Algunos hemos visto por Internet el excelente reportaje de Canal + Francia “Juan Carlos, el crepúsculo de un Rey” sobre la vida del Monarca, sus líos con Corinna, su extraña implicación en la muerte accidental de su hermano (con el historiador Paul Preston diciendo que le dijo a la cara a Juan Carlos si todo fue un accidente, y que el aludido le contestó que sí), la obsesión del guardaespaldas de los entonces Príncipes Felipe y Letizia por que “nadie puede dirigir la palabra a los Príncipes, lo dice la Constitución” (algo que es mentira, la presentadora del reportaje lo sabía), o las alusiones de Juan Carlos a Franco siempre poniéndole en un altar. O las parodias que el “Polònia” de TV3 le hacía, algo que ya son un clásico…

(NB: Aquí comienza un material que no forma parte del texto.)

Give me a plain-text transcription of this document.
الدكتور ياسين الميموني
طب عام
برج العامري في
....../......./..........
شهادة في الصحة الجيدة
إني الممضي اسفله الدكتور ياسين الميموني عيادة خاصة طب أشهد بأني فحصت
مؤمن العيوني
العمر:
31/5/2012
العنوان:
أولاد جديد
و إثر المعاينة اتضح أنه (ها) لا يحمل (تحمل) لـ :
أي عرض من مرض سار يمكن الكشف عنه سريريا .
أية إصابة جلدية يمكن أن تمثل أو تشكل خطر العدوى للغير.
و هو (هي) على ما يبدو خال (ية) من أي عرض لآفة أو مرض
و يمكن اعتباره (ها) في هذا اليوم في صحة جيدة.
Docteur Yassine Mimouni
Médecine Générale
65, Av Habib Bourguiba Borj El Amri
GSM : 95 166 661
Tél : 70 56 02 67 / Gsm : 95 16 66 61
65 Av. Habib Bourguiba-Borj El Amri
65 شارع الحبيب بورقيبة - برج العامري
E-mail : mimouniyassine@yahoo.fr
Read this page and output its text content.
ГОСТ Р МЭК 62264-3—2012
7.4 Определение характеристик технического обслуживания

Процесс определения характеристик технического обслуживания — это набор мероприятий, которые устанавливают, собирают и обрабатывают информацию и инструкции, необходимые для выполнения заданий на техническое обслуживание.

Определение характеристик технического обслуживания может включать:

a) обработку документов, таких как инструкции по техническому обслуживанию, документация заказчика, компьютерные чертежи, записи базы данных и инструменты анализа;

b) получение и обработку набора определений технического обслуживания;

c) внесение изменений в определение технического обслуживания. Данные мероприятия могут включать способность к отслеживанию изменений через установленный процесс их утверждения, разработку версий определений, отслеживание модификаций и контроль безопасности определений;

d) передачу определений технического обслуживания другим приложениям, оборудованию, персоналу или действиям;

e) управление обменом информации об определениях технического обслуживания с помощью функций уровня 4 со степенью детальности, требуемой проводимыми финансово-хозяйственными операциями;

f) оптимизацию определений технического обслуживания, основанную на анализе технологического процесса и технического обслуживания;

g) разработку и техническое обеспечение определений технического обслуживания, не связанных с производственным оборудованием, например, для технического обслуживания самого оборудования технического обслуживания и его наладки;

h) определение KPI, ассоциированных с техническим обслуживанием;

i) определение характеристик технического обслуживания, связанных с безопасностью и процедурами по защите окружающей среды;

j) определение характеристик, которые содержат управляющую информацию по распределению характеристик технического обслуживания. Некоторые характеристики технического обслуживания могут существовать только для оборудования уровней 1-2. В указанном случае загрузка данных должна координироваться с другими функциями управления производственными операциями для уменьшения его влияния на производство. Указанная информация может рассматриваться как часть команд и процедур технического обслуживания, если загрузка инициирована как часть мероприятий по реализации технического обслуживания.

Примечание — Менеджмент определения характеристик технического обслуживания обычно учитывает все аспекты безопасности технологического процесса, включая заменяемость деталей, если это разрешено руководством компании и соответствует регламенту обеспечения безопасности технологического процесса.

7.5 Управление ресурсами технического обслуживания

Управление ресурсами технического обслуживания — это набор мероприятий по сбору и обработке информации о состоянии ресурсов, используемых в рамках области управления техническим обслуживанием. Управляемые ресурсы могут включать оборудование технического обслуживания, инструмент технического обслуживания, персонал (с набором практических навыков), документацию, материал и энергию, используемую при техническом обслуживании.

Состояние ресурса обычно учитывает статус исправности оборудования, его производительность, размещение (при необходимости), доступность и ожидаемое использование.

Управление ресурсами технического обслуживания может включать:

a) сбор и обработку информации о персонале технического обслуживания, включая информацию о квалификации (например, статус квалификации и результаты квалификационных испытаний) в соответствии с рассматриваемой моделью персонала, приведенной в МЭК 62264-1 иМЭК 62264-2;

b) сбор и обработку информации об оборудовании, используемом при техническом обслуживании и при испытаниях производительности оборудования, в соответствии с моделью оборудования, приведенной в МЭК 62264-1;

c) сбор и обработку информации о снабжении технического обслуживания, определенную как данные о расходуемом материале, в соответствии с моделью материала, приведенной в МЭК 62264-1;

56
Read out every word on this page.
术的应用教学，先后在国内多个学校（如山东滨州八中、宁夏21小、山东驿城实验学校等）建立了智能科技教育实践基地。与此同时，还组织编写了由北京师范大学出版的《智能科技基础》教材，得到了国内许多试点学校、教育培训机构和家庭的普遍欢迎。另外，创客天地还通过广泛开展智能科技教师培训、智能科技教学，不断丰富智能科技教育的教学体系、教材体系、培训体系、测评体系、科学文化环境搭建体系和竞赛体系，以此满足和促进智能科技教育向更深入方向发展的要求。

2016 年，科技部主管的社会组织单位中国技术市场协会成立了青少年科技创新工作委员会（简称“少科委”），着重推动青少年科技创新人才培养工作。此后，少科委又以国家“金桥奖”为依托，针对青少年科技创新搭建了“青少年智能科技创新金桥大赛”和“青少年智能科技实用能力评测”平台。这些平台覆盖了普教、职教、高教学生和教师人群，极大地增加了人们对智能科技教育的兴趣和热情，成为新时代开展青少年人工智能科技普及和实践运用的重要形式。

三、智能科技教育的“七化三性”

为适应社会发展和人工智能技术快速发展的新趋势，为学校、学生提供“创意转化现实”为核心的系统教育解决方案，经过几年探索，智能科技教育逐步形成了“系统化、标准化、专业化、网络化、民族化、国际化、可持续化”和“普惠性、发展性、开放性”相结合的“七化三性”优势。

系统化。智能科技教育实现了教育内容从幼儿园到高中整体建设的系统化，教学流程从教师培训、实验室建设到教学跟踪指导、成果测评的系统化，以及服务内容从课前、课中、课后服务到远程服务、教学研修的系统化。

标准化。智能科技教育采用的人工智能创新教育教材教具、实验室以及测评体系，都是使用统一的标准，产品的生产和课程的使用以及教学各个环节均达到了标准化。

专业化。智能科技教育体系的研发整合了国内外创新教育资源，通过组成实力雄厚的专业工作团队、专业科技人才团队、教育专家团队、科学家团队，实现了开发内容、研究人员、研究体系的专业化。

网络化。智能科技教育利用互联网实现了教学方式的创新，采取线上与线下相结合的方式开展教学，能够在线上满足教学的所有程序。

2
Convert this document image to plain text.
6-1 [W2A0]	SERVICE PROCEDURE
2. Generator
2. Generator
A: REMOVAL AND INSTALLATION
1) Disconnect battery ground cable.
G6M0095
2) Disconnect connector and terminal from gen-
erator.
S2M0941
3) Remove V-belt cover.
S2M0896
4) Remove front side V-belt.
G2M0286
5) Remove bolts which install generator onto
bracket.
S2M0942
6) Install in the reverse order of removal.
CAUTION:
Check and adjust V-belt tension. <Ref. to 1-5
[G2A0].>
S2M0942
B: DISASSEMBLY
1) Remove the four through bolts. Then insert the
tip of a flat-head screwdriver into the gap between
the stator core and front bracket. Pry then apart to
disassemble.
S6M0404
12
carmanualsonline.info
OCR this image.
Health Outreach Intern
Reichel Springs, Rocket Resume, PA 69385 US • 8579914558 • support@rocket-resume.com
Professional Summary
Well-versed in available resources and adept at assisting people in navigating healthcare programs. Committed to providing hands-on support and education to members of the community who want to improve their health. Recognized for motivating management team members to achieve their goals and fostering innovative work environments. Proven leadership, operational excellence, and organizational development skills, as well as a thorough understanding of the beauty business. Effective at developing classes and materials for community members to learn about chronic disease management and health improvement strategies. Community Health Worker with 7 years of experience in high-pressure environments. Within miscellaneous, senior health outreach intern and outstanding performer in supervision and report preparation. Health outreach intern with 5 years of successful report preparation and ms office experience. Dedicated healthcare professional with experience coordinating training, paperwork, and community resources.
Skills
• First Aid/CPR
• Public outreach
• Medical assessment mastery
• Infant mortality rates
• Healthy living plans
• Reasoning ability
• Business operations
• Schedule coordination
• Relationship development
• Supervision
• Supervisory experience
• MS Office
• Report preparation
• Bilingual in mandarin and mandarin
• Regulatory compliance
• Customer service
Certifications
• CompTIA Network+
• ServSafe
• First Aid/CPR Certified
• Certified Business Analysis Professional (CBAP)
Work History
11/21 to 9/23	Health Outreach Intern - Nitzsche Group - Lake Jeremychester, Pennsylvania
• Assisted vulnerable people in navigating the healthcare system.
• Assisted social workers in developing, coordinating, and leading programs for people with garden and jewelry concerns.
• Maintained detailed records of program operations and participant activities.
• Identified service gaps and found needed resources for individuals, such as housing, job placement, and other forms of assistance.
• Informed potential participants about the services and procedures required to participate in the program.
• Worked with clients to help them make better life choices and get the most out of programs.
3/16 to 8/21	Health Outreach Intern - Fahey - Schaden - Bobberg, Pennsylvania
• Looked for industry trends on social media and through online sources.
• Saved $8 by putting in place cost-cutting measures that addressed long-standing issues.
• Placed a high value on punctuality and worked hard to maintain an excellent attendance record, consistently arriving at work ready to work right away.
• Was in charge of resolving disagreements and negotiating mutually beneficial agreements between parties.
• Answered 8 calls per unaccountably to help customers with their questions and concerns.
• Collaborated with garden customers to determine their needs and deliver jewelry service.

Este reportaje fue criticado por los medios españoles, que les sirvió para poner verde a Canal + Francia en su obsesiva campaña antifrancesa desde lo de Les Guignols de l’Info, ya comentada aquí. Y mirándolo con objetividad, hace un interesante retrato de Juan Carlos I sin caer en la hagiografía, y también sin recrearse en el morbo, aportando detalles históricos poco conocidos, que acaba magistralmente con el abucheo que Felipe y Letizia recibieron en el mismísimo Gran Teatre del Liceu barcelonés de la clase alta de Barcelona. Es decir, que el cuento de hadas que nos vendieron era como todos ellos, pura fantasía, pura ficción.

Además, da voz a gente que las pasa mal, como los parados de Vallecas que viven de la caridad y luego reivindican “España / mañana / será republicana”.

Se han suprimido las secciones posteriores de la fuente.